A related scenario, but one less dramatic than a head on collision is one in which the system will continue to become so expensive, cumbersome and unsafe, that individuals and companies will begin to leave it quietly. As they do they will begin to knit together a set of care services and financial protection as a replacement for traditional health insurance. The package might look like a high deductable insurance plan to protect wealth, primary care through a community clinic, bio-equivalent drugs at a Big Box store, the one that also provides emergent care, hip replacement in Costa Rica, on-line management of personal health information, an exercise support group and more general healthy behavior. I like to think of this as the Mercutio option, “a plague on both your houses”, but as the health consumer here plays the role of Mercutio with the Capulets acted by the providers and the Montagues performed by the insurance companies, it is really important to remember that the line is given three times in Mercutio’s death oration.

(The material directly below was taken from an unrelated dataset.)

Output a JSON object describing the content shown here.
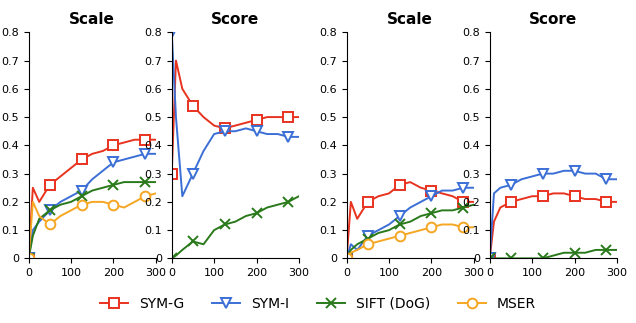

A fourth option is that we will come to see that the problem we have is that we have the wrong care system for what ails us. Across the continuum of care services, we need to remake the practice models from the beginning to the end of life, this includes primary care, oral health, in-patient, prevention, literally everything we do or need to do. We don’t need death panels to limit care, but we do need to be informed of what works to save money, provide better care and keep us safe. The really good news is that much of this is already known and some of it is already in the beginning stages of demonstration across the nation in a rich variety of settings. The bad news is that these changes in the practice model will call for interdisciplinary leadership, changes in professional expectations, new demands from consumers, optimal use of technology, and reallocation of resources from what we have done to what really works.
These changes will not be easy and they will take at least a decade. They will require real leadership across settings and professions coupled with creativity and innovation that characterizes the best of the American society. But of the other three options, isn’t this really our best choice?